On Earth, it would have weighed a tonne: there was easily a cubic metre of water in there, not to mention all the gravel and rocks on the base. On Janus, its effective weight should only have been a few kilograms, yet it didn’t budge when he tried to lift it. He tried again, unsuccessfully, then realised — stupidly — that the tank was fixed to its table with four dabs of geckoflex. He levered it loose one corner at a time and then suddenly it was free. It still had fearful inertia, but he was used to manhandling massive objects on Janus. Keeping it level, he walked awkwardly to the door.
That was when he saw Svetlana, watching him from the corridor in dim silhouette.
“I thought you were still in Underhole,” he said uneasily.
“So I see.” One hand rested on her suited hip, the other dangled her helmet. “What are you doing?”
He stopped, still holding the fish tank. “I’m doing the one thing that might let me get through this day with a shred of dignity. How about you?”
She pushed her helmet against a ribbon of geckoflex on the ceiling. “Put the tank back.”
“I’m taking it to Bella. We screwed her over the deal with Jim. The least we can do is give her something in return.”
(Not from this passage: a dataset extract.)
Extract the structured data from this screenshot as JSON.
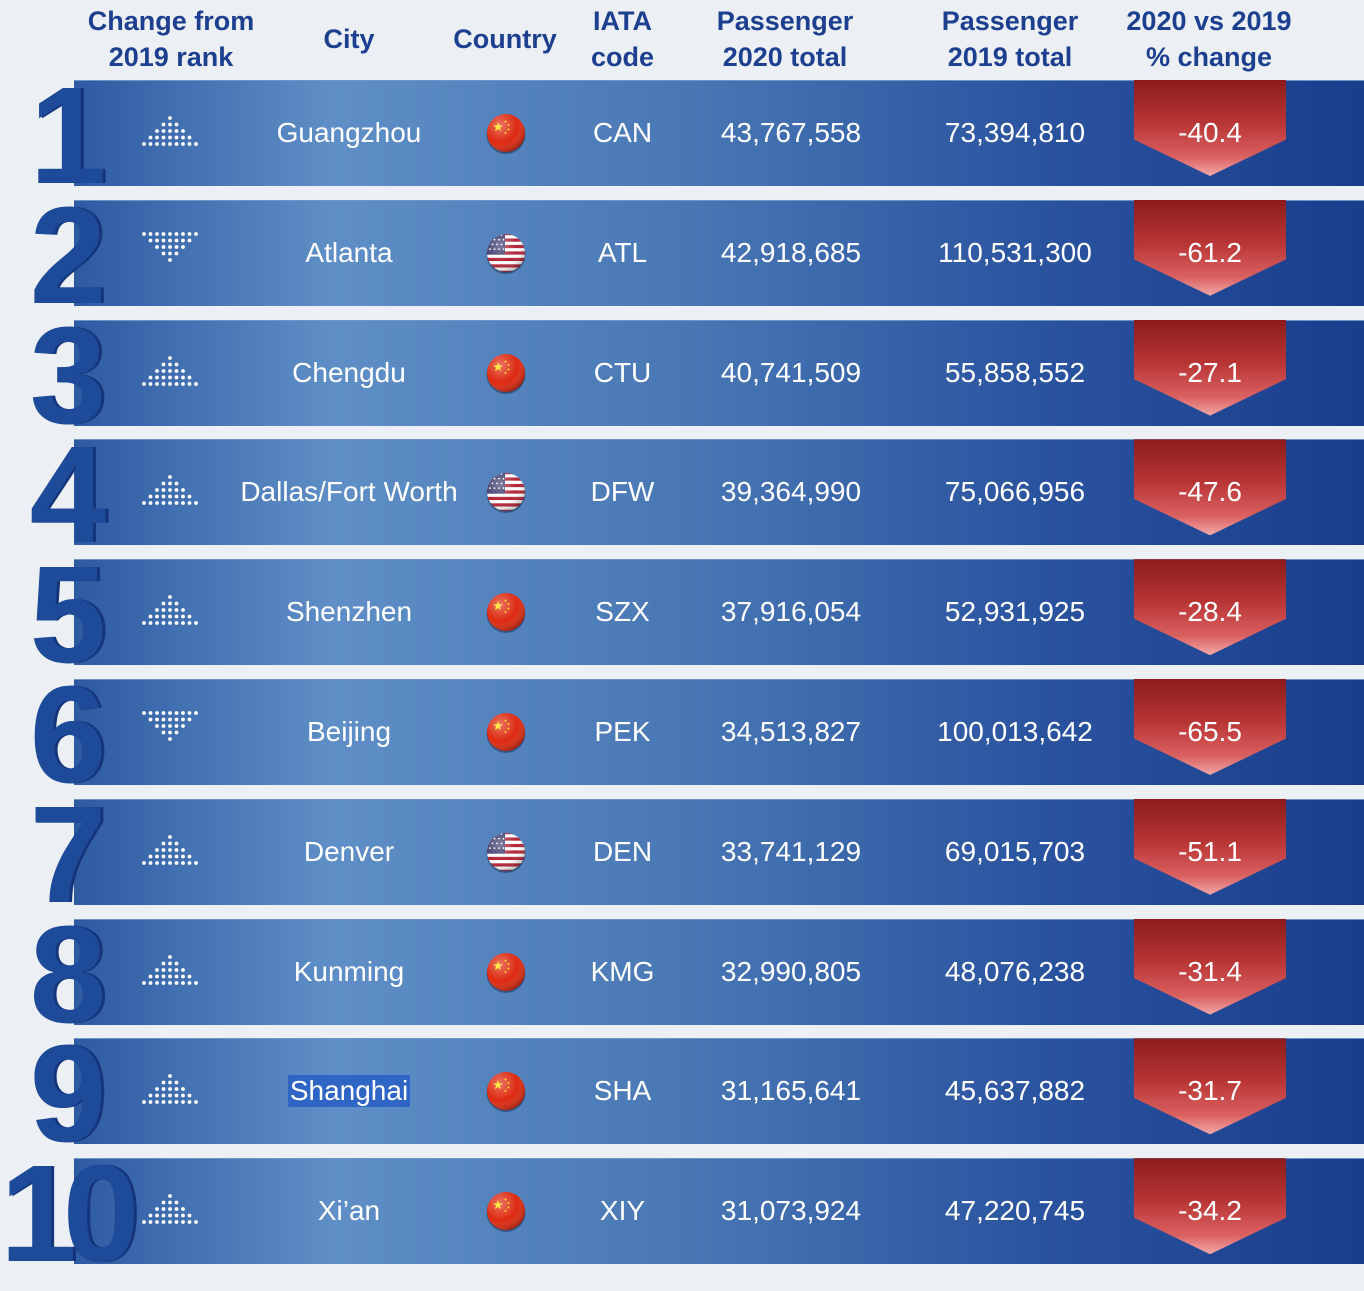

“Put the tank back,” she repeated.
He took a step nearer the door. “No.”
“Put it down.”
“Get out of my way, Svieta.”
She closed on him and got her own gloved hands on the tank. Geckoflex adhered tightly to glass. She was stronger than he had been expecting — Svetlana had always taken the time to keep in shape, even during the hardships of the Iron Sky. But Parry was stronger — he had kept in shape as well, and he had better leverage on the tank than she did. They wrestled with it, neither able to gain any ground on the other. Parry’s helmet slid off the top and settled to the ground with featherlike slowness. Even though he had tightened the lid, water still found its way through the seal. It emerged in a silvery sheet, breaking up into pearly blobs as it drifted to the floor.
“Put it back,” Svetlana said, breathing heavily now. “She isn’t getting this.”
Between grunts of effort, Parry said, “It’s been thirteen fucking years. Hasn’t she paid enough, without being lied to, without being cheated?”
“Put… the tank…back.”
His grip slipped where the geckoflex patch on his right glove had been wearing thin. Svetlana took advantage, heaving the tank her way, trying to twist it from his grip. Parry scrabbled for another purchase with his free hand but ended up overcompensating for Svetlana’s twisting motion. The tank skidded from his hands. For a moment Svetlana had it, but while she could manage the tank’s weight easily enough, it still had a tonne of inertia. In that one fumbling instant it had picked up dangerous speed. It was like trying to catch a falling engine block.
The tank slipped from her grip. She tried to catch it, but it was already on its way to the ground, picking up momentum with every second it fell. The stiff articulation of the suits made it impossible for them to dive down and catch it. All they could do was watch as the tank rammed the floor like a rudder-locked supertanker. The glass held — it was space qualified, after all — but the lid popped free, allowing the remaining water to slurp out in a slow, sickly tidal wave, freighted with fish. “Oh, fuck,” Svetlana said.
The water oozed in all directions, surface tension pulling it into an amoeba-like shape that appeared to spread out with a vague sense of will. The startled fish flopped around in the shallows with uncomprehending goggle eyes, flapping their tails and gaping their mouths in existential crisis.